Questa sensazione è accentuata dal fatto che i loro molti candidati gli presentano moltissime opzioni possibili, ma tutte con evidenti limiti e imperfezioni, cosa che sta generando già grossi conflitti tra gli attivisti e una sorta di "paralisi" tra gli elettori. Trump non è un presidente imbattibile, ma questo dipenderà innanzitutto da chi sarà la persona che i Democratici sceglieranno di opporgli e per il momento non si vede nessuno in grado di convincere la maggioranza degli elettori del Partito Democratico.
A pagina 111 leggiamo di “una economia fondata ancora oggi molto più sulla domanda interna che sulle esportazioni”; trovi che sia veramente efficace questo modello?

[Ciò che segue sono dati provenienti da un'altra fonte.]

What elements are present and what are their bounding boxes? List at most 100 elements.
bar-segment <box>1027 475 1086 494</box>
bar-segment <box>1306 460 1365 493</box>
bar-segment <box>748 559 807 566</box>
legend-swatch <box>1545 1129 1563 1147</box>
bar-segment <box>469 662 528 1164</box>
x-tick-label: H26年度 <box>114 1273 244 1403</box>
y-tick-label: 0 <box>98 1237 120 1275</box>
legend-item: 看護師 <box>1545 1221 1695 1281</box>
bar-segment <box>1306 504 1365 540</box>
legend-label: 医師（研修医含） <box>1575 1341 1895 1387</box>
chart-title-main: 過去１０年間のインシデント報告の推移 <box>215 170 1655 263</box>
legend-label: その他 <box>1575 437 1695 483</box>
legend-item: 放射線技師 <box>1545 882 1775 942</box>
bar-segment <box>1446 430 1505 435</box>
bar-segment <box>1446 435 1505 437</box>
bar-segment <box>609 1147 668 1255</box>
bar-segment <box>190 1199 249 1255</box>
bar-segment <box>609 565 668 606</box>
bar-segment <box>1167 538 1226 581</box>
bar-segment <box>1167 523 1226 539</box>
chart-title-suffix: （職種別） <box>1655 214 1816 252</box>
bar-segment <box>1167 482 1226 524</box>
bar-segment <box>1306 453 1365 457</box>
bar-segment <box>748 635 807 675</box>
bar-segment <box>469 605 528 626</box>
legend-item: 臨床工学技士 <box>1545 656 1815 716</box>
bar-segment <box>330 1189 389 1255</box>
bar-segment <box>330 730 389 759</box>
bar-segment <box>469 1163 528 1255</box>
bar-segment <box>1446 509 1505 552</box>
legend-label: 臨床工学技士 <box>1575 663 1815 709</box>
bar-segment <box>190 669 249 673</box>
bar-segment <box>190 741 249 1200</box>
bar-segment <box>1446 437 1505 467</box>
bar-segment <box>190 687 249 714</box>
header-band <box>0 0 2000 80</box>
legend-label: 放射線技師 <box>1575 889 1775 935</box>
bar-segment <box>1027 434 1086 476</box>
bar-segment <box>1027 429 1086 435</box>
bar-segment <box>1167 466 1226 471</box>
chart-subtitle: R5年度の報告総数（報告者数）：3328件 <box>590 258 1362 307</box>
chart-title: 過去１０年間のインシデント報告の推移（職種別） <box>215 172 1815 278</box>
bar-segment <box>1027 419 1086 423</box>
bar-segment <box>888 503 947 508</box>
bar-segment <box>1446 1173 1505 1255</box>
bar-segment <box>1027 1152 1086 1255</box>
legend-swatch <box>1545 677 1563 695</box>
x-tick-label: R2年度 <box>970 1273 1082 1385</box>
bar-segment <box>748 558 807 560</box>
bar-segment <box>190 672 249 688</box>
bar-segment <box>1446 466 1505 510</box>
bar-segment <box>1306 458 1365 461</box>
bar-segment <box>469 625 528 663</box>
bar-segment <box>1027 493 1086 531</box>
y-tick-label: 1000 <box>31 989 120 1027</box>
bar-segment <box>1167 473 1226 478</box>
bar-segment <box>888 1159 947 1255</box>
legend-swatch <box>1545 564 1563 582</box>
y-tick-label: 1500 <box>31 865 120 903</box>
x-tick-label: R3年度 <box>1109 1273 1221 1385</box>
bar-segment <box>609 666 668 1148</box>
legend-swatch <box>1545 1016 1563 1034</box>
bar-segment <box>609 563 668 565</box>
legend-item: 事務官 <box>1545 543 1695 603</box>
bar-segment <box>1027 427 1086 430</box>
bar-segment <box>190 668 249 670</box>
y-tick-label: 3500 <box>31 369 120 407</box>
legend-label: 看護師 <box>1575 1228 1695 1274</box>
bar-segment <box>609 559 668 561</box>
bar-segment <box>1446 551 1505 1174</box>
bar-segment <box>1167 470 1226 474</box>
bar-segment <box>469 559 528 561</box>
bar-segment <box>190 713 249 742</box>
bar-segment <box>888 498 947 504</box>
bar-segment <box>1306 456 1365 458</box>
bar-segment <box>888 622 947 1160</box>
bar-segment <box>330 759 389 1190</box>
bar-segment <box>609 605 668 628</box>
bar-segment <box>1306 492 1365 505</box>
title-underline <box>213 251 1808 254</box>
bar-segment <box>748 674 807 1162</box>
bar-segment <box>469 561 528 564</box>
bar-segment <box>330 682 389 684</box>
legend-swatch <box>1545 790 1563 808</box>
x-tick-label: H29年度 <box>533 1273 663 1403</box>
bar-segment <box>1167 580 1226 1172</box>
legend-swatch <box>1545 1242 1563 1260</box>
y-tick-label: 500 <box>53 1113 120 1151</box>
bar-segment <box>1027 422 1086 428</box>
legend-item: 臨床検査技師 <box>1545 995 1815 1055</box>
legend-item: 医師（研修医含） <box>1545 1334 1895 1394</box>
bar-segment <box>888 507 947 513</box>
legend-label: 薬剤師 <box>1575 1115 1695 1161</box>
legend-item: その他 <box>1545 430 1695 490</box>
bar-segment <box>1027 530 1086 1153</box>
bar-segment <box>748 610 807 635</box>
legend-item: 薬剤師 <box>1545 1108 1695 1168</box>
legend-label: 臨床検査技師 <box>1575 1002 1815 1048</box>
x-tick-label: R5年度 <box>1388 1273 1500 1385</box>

Beh, dato che parliamo del Paese che ha da vari decenni la più grande e forte economia del mondo, direi che fin qui abbia funzionato meglio di tutti gli altri, pur con tutti i suoi problemi (qualcuno non ne ha?). Non voglio entrare troppo sul tecnico ma le esportazioni sono necessarie soprattutto per un Paese come il nostro, che non ha grandi materie prime né un mercato interno grande e dinamico.
Mentre – di nuovo – l'America ha la superficie della Cina e la popolazione di Italia, Francia, Germania, Spagna e Regno Unito messe insieme. È un mercato abbastanza grande, e permette di sfruttare i benefici della concorrenza trovandosi meno esposti di noi – non che non lo siano – ai rischi della competizione con l'Asia.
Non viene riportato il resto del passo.